Mitsubishi intends to wow America’s car-buying youth with their launch efforts for the 2011 Outlander Sport, a small sporty crossover that just hit dealerships for less than $20k. The wow factor…the ability to autonomously test drive the car from your living room sofa.

I know what you’re thinking. And no, this is not simply a video game app or driving simulator utilizing a graphic representation of the advertised vehicle. This is an actual vehicle sitting on a closed course in Long Beach California just waiting to be remotely controlled by you via computer and high speed Internet. Mitsubishi says the effort combines multiple video cameras, advanced electronic receivers and state-of-the-art servo motors to control basic vehicle movements and sync it with precision GPS mapping to allow participants the opportunity to drive the new crossover remotely.

The campaign, dubbed “The Mitsubishi Live Drive“, kicked off on November 1st and is obviously an effort to up the brand’s street cred amongst tech savvy, video game playing 20 somethings who might view digital swagger and advanced robotics as a more relevant form of social currency than simply touting vehicle features as car ads traditionally do. All the high tech gadgetry came from ad agencies 180 LA and Schematic, production company B-Reel, web designer Simon Cave and robotics expert Dr. James Brighton of Cranfield University.

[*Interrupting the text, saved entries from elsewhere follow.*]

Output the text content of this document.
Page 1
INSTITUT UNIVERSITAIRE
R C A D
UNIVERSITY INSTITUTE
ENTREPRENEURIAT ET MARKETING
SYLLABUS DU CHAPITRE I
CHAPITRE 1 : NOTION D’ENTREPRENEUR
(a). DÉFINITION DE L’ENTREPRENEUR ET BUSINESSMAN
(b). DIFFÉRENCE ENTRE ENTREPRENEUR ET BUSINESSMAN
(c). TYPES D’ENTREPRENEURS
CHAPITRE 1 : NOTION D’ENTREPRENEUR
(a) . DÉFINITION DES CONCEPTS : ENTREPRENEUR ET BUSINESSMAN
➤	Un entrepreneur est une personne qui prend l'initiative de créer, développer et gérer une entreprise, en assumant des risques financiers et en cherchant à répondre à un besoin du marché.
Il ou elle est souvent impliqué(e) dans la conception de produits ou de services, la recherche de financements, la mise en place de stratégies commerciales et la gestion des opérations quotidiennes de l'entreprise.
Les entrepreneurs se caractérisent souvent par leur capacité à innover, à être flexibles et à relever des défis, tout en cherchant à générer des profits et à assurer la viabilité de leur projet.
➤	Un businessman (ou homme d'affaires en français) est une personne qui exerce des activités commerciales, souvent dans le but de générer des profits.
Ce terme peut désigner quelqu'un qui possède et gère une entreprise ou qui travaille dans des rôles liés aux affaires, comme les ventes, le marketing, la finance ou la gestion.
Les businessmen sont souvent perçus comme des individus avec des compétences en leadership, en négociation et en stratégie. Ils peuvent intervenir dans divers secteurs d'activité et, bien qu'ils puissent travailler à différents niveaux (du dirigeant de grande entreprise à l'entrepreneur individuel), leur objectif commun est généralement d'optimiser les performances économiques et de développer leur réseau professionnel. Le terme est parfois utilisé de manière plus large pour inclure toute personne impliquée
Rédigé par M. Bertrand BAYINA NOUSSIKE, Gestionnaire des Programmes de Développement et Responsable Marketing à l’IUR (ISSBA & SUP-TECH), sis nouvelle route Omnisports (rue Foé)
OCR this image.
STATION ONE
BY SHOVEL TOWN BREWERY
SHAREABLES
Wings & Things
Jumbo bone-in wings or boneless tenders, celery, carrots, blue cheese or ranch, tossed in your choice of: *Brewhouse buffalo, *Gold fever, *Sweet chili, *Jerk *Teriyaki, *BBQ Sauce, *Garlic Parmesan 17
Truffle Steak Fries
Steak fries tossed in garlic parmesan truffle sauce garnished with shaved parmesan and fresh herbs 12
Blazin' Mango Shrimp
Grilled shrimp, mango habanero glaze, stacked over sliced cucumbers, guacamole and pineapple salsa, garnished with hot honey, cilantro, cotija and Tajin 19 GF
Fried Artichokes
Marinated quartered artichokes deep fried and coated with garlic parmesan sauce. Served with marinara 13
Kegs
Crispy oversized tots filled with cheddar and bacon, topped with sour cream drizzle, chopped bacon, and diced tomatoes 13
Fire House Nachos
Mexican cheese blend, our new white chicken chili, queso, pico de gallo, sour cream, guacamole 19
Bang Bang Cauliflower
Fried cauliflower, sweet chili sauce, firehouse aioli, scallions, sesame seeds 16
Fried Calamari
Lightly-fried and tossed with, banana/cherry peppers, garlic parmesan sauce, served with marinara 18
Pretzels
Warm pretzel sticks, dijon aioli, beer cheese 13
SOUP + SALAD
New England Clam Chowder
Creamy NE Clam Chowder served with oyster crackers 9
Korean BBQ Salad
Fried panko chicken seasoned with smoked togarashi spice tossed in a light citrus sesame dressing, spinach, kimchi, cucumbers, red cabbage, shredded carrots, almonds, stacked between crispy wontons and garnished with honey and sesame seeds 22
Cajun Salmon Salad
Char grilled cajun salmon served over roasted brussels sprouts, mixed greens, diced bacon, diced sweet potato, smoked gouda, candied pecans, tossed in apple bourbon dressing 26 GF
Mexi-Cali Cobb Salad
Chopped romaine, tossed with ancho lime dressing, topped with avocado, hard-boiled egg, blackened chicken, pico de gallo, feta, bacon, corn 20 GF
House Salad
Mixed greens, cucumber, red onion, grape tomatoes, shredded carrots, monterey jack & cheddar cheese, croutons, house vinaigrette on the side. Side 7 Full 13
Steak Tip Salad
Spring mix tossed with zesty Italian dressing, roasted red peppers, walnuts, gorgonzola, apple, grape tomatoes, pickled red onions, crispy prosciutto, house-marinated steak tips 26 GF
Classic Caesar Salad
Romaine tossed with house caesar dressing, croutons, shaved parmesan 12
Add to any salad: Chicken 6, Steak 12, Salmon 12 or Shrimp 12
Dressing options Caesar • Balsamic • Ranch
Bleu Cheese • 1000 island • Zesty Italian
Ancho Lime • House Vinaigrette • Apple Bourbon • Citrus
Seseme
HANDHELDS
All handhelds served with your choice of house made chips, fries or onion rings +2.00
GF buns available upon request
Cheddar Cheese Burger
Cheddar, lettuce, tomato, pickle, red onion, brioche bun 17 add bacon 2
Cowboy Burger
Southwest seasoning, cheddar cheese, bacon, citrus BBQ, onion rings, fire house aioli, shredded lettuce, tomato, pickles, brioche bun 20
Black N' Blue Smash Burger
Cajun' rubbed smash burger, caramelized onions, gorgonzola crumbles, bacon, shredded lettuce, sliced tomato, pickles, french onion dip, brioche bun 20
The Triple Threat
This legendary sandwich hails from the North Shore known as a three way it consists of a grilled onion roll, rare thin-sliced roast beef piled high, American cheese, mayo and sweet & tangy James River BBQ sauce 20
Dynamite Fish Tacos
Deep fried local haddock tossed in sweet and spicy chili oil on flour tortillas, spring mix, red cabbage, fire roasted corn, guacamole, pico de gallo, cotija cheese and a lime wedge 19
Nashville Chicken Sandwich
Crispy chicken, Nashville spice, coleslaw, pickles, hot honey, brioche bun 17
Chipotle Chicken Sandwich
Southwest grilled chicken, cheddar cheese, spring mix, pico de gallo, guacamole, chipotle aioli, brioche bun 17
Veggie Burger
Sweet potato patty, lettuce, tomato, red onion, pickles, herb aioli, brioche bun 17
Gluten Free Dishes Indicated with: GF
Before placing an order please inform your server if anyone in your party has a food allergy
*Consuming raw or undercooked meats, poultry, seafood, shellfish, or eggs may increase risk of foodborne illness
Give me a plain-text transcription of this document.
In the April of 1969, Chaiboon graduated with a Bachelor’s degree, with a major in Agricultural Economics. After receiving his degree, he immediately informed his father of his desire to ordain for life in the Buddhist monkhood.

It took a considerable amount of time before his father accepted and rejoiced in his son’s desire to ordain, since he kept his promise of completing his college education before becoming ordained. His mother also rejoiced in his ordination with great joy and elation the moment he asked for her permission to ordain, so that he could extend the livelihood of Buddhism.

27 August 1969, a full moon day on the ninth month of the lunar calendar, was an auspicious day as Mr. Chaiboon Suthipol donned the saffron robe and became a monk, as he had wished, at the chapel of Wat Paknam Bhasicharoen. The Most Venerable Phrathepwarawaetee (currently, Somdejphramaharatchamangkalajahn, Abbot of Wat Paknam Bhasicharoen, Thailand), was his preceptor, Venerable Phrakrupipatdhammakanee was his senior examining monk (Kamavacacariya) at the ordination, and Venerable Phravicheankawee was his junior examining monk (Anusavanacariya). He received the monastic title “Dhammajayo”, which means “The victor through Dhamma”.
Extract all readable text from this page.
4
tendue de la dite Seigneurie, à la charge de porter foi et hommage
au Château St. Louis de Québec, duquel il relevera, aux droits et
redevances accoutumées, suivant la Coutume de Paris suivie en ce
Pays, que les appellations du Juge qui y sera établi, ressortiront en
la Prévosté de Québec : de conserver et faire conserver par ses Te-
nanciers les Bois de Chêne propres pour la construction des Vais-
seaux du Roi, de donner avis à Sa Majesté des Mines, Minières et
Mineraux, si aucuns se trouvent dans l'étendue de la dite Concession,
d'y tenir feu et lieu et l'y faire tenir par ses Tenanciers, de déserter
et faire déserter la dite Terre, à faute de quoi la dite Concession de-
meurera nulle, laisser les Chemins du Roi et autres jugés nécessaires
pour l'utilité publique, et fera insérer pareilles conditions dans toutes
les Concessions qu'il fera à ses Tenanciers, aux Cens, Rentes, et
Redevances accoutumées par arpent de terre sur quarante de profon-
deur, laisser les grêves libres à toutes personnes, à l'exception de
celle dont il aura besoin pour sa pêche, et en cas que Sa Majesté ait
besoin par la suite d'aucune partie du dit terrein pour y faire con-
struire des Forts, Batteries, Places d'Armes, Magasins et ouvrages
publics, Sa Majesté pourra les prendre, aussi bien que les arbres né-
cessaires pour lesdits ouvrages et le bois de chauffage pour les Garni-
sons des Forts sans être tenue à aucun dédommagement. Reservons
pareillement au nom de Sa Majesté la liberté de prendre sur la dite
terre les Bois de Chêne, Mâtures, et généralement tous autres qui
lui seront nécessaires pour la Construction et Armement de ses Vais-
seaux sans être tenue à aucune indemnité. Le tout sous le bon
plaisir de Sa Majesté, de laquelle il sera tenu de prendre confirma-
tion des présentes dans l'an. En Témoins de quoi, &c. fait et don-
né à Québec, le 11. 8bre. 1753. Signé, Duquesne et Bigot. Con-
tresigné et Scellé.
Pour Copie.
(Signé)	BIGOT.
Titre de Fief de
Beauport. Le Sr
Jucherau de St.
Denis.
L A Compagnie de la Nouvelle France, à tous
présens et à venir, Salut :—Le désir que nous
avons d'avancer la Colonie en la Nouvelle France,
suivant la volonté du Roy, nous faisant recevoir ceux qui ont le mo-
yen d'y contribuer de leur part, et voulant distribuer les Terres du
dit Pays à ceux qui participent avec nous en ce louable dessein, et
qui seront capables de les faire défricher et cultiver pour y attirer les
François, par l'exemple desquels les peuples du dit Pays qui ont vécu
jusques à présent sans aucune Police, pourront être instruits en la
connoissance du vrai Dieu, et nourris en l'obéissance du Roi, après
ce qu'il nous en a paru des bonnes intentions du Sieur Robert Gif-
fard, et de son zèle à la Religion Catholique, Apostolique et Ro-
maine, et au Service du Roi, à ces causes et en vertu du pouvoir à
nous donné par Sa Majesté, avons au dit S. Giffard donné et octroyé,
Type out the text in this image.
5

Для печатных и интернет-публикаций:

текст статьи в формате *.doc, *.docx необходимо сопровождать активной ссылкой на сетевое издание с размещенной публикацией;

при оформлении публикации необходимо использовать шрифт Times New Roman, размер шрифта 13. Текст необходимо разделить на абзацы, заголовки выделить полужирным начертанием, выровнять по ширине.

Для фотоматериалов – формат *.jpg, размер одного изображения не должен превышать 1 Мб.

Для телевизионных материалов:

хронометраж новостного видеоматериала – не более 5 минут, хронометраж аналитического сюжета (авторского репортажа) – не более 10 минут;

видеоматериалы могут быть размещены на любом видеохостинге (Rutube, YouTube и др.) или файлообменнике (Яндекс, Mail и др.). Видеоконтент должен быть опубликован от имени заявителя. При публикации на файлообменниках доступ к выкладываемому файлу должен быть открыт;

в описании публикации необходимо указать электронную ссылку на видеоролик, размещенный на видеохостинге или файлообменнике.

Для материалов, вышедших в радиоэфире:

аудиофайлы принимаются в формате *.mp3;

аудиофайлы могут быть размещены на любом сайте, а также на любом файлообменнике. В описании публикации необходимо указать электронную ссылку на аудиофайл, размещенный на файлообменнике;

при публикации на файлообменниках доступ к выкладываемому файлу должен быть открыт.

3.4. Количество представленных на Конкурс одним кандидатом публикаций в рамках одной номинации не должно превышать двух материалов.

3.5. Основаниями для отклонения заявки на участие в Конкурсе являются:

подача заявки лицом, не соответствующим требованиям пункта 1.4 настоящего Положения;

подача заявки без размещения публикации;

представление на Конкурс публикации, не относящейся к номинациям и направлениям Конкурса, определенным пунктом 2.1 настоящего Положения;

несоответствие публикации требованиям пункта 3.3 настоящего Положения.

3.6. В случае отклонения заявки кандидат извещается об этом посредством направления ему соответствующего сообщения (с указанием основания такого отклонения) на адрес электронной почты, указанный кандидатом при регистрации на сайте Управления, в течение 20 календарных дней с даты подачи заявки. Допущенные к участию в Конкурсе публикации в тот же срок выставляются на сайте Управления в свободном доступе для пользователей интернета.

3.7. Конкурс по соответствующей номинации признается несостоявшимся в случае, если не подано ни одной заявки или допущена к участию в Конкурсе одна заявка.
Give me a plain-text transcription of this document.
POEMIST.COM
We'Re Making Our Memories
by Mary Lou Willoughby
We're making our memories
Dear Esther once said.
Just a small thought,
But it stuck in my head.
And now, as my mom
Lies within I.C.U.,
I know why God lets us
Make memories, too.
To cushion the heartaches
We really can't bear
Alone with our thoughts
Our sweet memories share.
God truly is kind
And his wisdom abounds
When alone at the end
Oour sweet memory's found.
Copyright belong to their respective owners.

The concept is neat despite all the technical hiccups participants experienced during the first few days. Mitsubishi’s Facebook page, for instance, is littered with complaints from consumers who tried unsuccessfully to engage with the campaign. And even after web developers managed to get the bugs out, there still seems to be a whole lot of waiting going on when it comes to actually securing one of these virtual test drives. The website reported that I was 112th in line, which equates to a wait time of “less than 168 minutes”. The chance of me coming back to the site in 168 minutes to follow up…slim to none. I know rigging a car with advanced robotics is not cheap but perhaps Mitsubishi should look into more testers to get that wait time down.

In addition to the TV commercial and virtual test drive microsite, Mitsubishi also gave Facebook and Twitter followers a sneak peek before the car hit dealerships earlier this month. Facebook fan numbers, currently just under 75k, have doubled in the past few months thanks to new marketing initiatives like this. The brand hopes that the influx of new followers will help to diversify the uber gearhead conversations currently dominating the Facebook wall (the Lancer Evolution is derived from rally racing and has a cult following among tuners and customizers).

Research and measurement folks will tell you that an “effective” ad is one that is informative, entertaining, memorable and attention getting. Strategic planning people will argue that a clear and actionable single-minded idea is the key to an impactful ad (i.e. what is the one thing we want people to walk away thinking). And while I can’t find much flaw in either line of thinking, I start to question strategic underpinnings when an auto company encourages people to skip the dealership and, instead, take the car for a spin virtually. Uhm…I know we are a digital society and all but how can the vehicle’s driving character come out in any real way through a keyboard?

If Hyundai’s Assurance program has taught us anything it’s that marketers of goods and services need to stand out for reasons beyond new products and features. With this virtual test drive, Mitsubishi is obviously aligning themselves with innovation, a brand positioning that isn’t terribly unique these days. Perhaps brand managers, in a desperate effort to elicit consumer response and create some sense of shock value, rushed to market with something that is more executional than it is representative of some sort of larger brand character or overarching strategy.